Blame St. Ron
It’s back to school time and the pandemic is creating pandemonium. It is going to be a rocky start as school districts deal with anti-mask, anti-vax craziness.
I blame it all on Ronald Reagan.
The affable, B-list, actor-turned-politician is arguably the second most influential president of the 20th century, trailing only FDR. Influence, of course, can be positive or negative. FDR’s influence was positive and St. Ron’s was dreadfully negative.
If my blame-placing seems misplaced or hyperbolic, allow me to fill in the blanks with an admittedly broad-stroked analysis of political history.
FDR’s New Deal opened an era of unprecedented social progress. The philosophical notion of a social contract was translated into bold policy. While intending no detailed historical treatise, New Deal programs included Social Security, labor protections and various other initiatives that emphasized the commitment to collective responsibility and moderated the individual tendencies toward greed and self interest.
Subsequent decades saw progressive tax rates, a strengthening social safety net, the civil rights and voting rights era, including efforts to end racial segregation in education and housing, and continuing development of workers’ rights. Then along came Reagan and it has been steadily downhill ever since.
With a few interim humps, the descending graph line runs straight downhill through the Bush’s “thousand points of light,” the emergence of the Tea Party, the racist resistance to Obama’s very moderate ambitions, finally hitting rock bottom with Trumpism.
One may offer a more arcane analysis, but the history of these 40 years is clear: political rhetoric and policy has championed individualism over collective responsibility; regulation has given way to freedom to exploit; wealth disparity has grown exponentially; schools and neighborhoods have re-segregated; labor rights have been eviscerated; science has been denigrated and defunded; climate change is denied in service of profit; and reason has surrendered to outrageous propaganda and ridiculous religious challenges to evolution and other sound biological and physical principles.
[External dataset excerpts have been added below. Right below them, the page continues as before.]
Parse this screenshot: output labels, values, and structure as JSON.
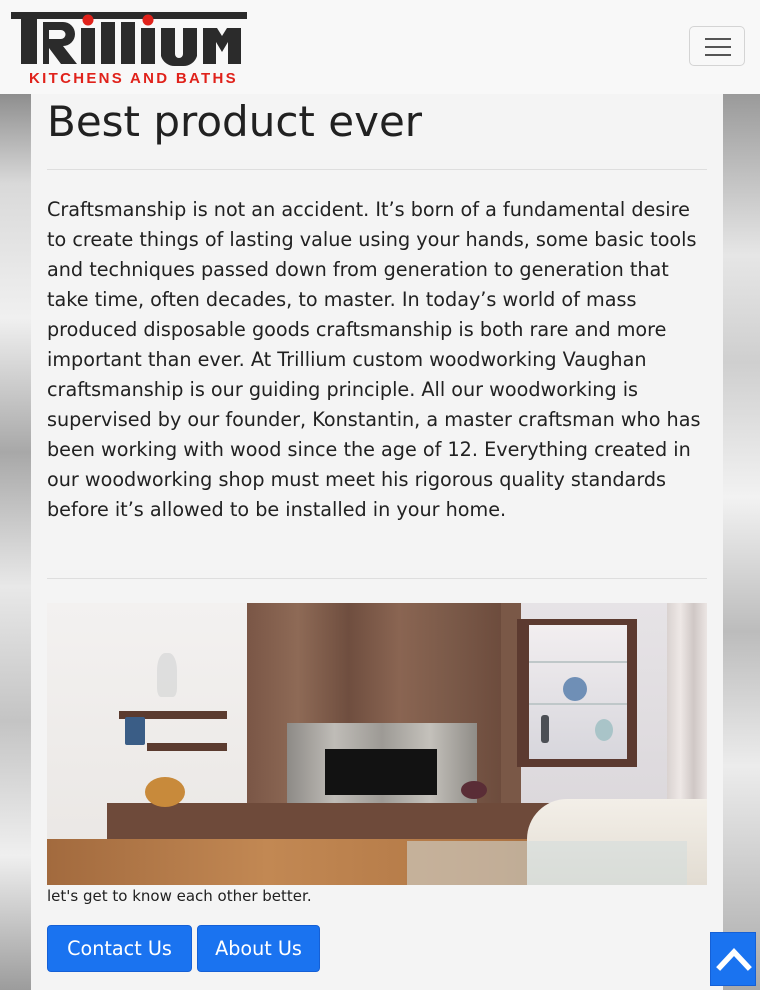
{
  "brand": {
    "name": "Trillium",
    "subtitle": "KITCHENS AND BATHS",
    "red": "#e0221b",
    "dark": "#2b2b2b"
  },
  "navbar": {
    "toggler_icon": "hamburger-icon"
  },
  "main": {
    "title": "Best product ever",
    "body": "Craftsmanship is not an accident. It’s born of a fundamental desire to create things of lasting value using your hands, some basic tools and techniques passed down from generation to generation that take time, often decades, to master. In today’s world of mass produced disposable goods craftsmanship is both rare and more important than ever. At Trillium custom woodworking Vaughan craftsmanship is our guiding principle. All our woodworking is supervised by our founder, Konstantin, a master craftsman who has been working with wood since the age of 12. Everything created in our woodworking shop must meet his rigorous quality standards before it’s allowed to be installed in your home.",
    "tagline": "let's get to know each other better.",
    "buttons": {
      "contact": "Contact Us",
      "about": "About Us"
    },
    "accent": "#1a73f0"
  },
  "scroll_top": {
    "icon": "chevron-up-icon"
  }
}
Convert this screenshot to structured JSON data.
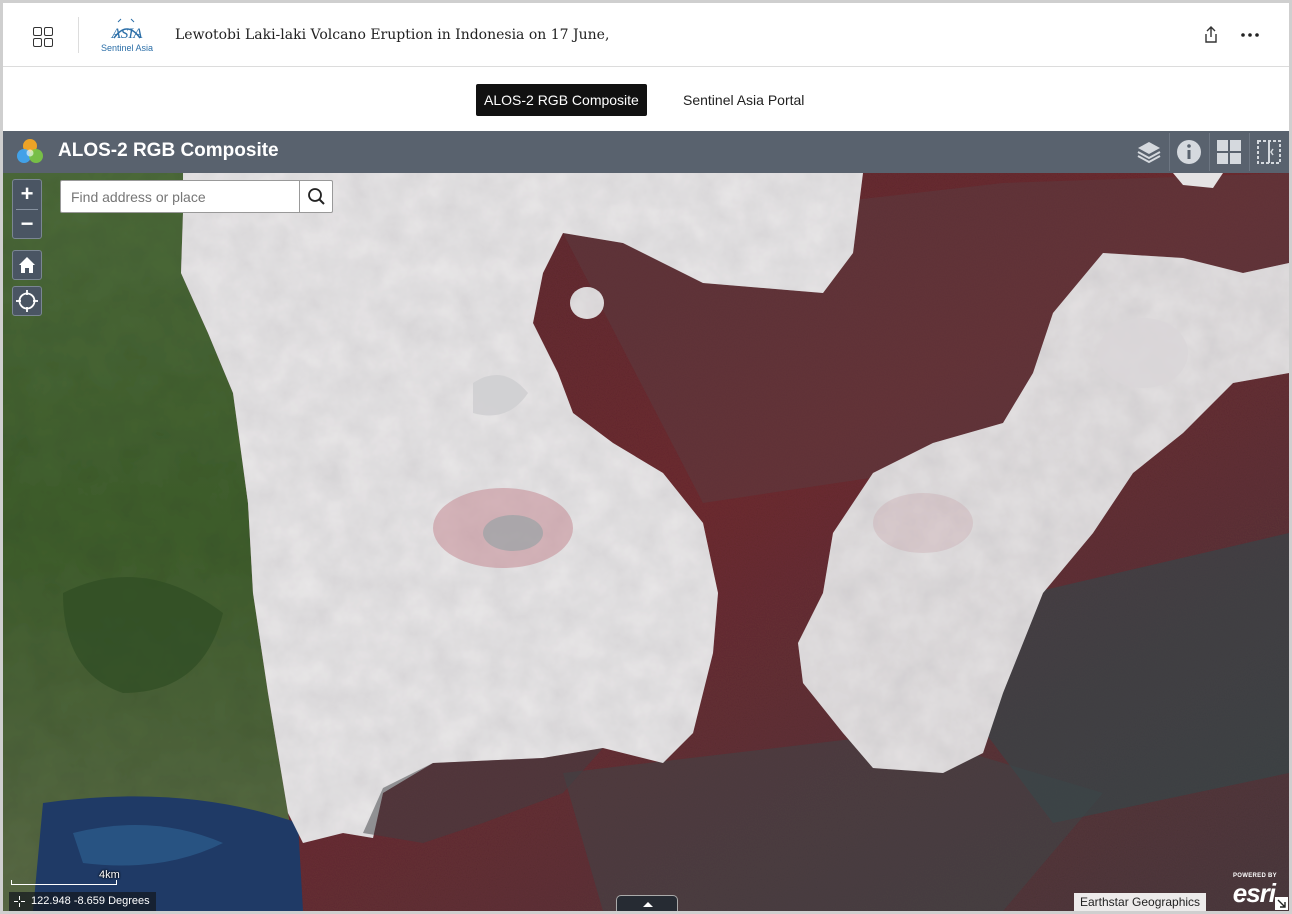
{
  "header": {
    "app_title": "Lewotobi Laki-laki Volcano Eruption in Indonesia on 17 June,",
    "logo_caption": "Sentinel Asia",
    "logo_wordmark": "ASIA",
    "icons": [
      "apps-grid-icon",
      "share-icon",
      "more-icon"
    ]
  },
  "tabs": [
    {
      "label": "ALOS-2 RGB Composite",
      "active": true
    },
    {
      "label": "Sentinel Asia Portal",
      "active": false
    }
  ],
  "map_header": {
    "title": "ALOS-2 RGB Composite",
    "tools": [
      "layers-icon",
      "info-icon",
      "grid-icon",
      "swipe-icon"
    ],
    "bg_color": "#59626e"
  },
  "map": {
    "zoom_in": "+",
    "zoom_out": "−",
    "search_placeholder": "Find address or place",
    "scale_label": "4km",
    "coordinates": "122.948 -8.659 Degrees",
    "attribution": "Earthstar Geographics",
    "powered_by": "POWERED BY",
    "esri": "esri"
  }
}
It is precisely this selfish, anti-government, anti-reason iteration of Reaganism that has produced school choice and “reform,” which are really intended toward destruction of the collective in service of “do whatever the hell you want.” (As long as there’s money in it for the “reformers.”)
Reagan’s appeal to rugged individualism is the direct ancestor of today’s angry anti-vax, anti-science, anti-mask freedom fighters. There are, of course, a number of charlatans and opportunistic profiteers who provide “evidence” in support of idiocy, but the impulse toward deciding one’s own truth began with St. Ron.
In my big town/small city outside Boulder, CO, the reopening of schools is a flashpoint in the heated ideological battle between self and society. Groups have banded together on Facebook and homeowner chat boards to rail against school mask mandates as though the Kremlin itself was imposing the policy. In states around the nation, efforts to collectively mask or require vaccination are drawing death threats. In their own festering minds, these folks are the Freedom Fighters of the 21st century. One local poster screamed in ALL CAPS, “YOU WANKERS ARE GOING TO LOSE!!!” Another friendly neighbor suggested that putting a mask on her child was a final step toward totalitarianism. “I value FREEDOM,” she proudly proclaimed. These folks always include a link to a YouTube video or an essay on an obscure website to prove the wisdom of their position. They may not be collectively immune from the coronavirus, but they are uniformly resistant to fact and reason. They will not be told what to do by anyone, damn it.
I don’t believe that their primary objection is to masks or vaccinations. They resent the haughty experts. They are the descendants of St. Ron, and they have been accumulating moral authority in massive quantities from the amoral leaders on the right, like Ted “Cancun” Cruz, Rand “the eye doctor so he should know” Paul, and the serial sociopath in semi-exile at his golf club, who holds sway over his followers, who ironically believe he sets them free.
This particular manifestation of Reaganism is, tragically, really dangerous. If the anti-this, anti-that forces succeed in diluting public health policy, the virus, particularly the clever Delta variant, will slip in through the cracks, infect our children, and lead to a new round of needless and agonizing deaths.
If ever in my lifetime we needed collectivism and solidarity, it is now. But it is probably too late. You can thank Ronald Reagan.